Simple English definitions for legal terms
Read a random definition: law book
A ninety-day letter is a notice sent by the IRS to a taxpayer stating that they owe more taxes than they have paid. The taxpayer has 90 days to either pay the taxes or challenge the notice in tax court. This notice is also called a notice of deficiency, deficiency notice, or tax-deficiency notice. It is important to respond to this notice promptly to avoid further penalties and interest.
Definition: A notice of a tax deficiency sent by the IRS to a taxpayer, giving them 90 days to either pay the taxes or challenge the deficiency in tax court. This notice is also known as a notice of deficiency, deficiency notice, or tax-deficiency notice. If the taxpayer does not respond within the 90-day period, the IRS can begin collection actions.
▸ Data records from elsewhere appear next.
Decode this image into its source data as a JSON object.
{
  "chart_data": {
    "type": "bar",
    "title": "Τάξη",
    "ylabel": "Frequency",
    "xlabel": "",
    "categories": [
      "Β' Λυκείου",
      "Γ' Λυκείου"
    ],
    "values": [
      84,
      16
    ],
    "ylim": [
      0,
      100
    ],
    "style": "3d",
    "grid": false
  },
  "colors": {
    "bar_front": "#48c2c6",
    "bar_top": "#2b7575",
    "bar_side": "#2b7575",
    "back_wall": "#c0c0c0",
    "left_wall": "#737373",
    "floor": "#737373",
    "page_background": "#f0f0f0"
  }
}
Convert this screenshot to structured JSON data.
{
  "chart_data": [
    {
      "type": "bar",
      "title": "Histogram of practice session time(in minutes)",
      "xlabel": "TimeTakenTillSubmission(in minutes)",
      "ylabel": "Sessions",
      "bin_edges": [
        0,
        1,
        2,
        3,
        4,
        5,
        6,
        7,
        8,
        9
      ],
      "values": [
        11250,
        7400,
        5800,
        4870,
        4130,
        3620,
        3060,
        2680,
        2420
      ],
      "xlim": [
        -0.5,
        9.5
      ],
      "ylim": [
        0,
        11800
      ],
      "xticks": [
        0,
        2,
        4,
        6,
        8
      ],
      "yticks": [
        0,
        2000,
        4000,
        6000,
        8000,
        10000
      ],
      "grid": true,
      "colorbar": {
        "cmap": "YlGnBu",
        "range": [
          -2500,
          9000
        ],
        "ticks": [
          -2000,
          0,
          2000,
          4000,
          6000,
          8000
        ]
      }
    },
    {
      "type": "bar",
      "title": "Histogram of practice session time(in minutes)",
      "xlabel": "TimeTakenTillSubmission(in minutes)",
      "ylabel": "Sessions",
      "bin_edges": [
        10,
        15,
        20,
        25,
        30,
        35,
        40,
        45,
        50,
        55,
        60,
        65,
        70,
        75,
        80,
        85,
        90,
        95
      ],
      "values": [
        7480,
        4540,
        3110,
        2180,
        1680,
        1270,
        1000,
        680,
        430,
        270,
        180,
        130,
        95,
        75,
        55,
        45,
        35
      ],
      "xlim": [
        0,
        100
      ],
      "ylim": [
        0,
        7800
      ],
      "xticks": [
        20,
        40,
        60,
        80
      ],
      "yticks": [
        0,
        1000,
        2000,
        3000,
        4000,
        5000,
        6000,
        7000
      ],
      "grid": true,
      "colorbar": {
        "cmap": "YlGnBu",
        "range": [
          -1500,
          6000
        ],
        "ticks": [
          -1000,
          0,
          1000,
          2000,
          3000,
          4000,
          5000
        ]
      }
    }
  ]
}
For example, if a taxpayer receives a ninety-day letter stating that they owe $5,000 in back taxes, they have 90 days to either pay the amount owed or challenge the deficiency in tax court. If they do not respond within the 90-day period, the IRS can begin collection actions, such as garnishing wages or seizing assets.
Another example would be if a taxpayer receives a ninety-day letter but believes that the IRS made an error in their calculations. In this case, the taxpayer can challenge the deficiency in tax court and provide evidence to support their claim.
These examples illustrate how a ninety-day letter works and the options available to taxpayers who receive one.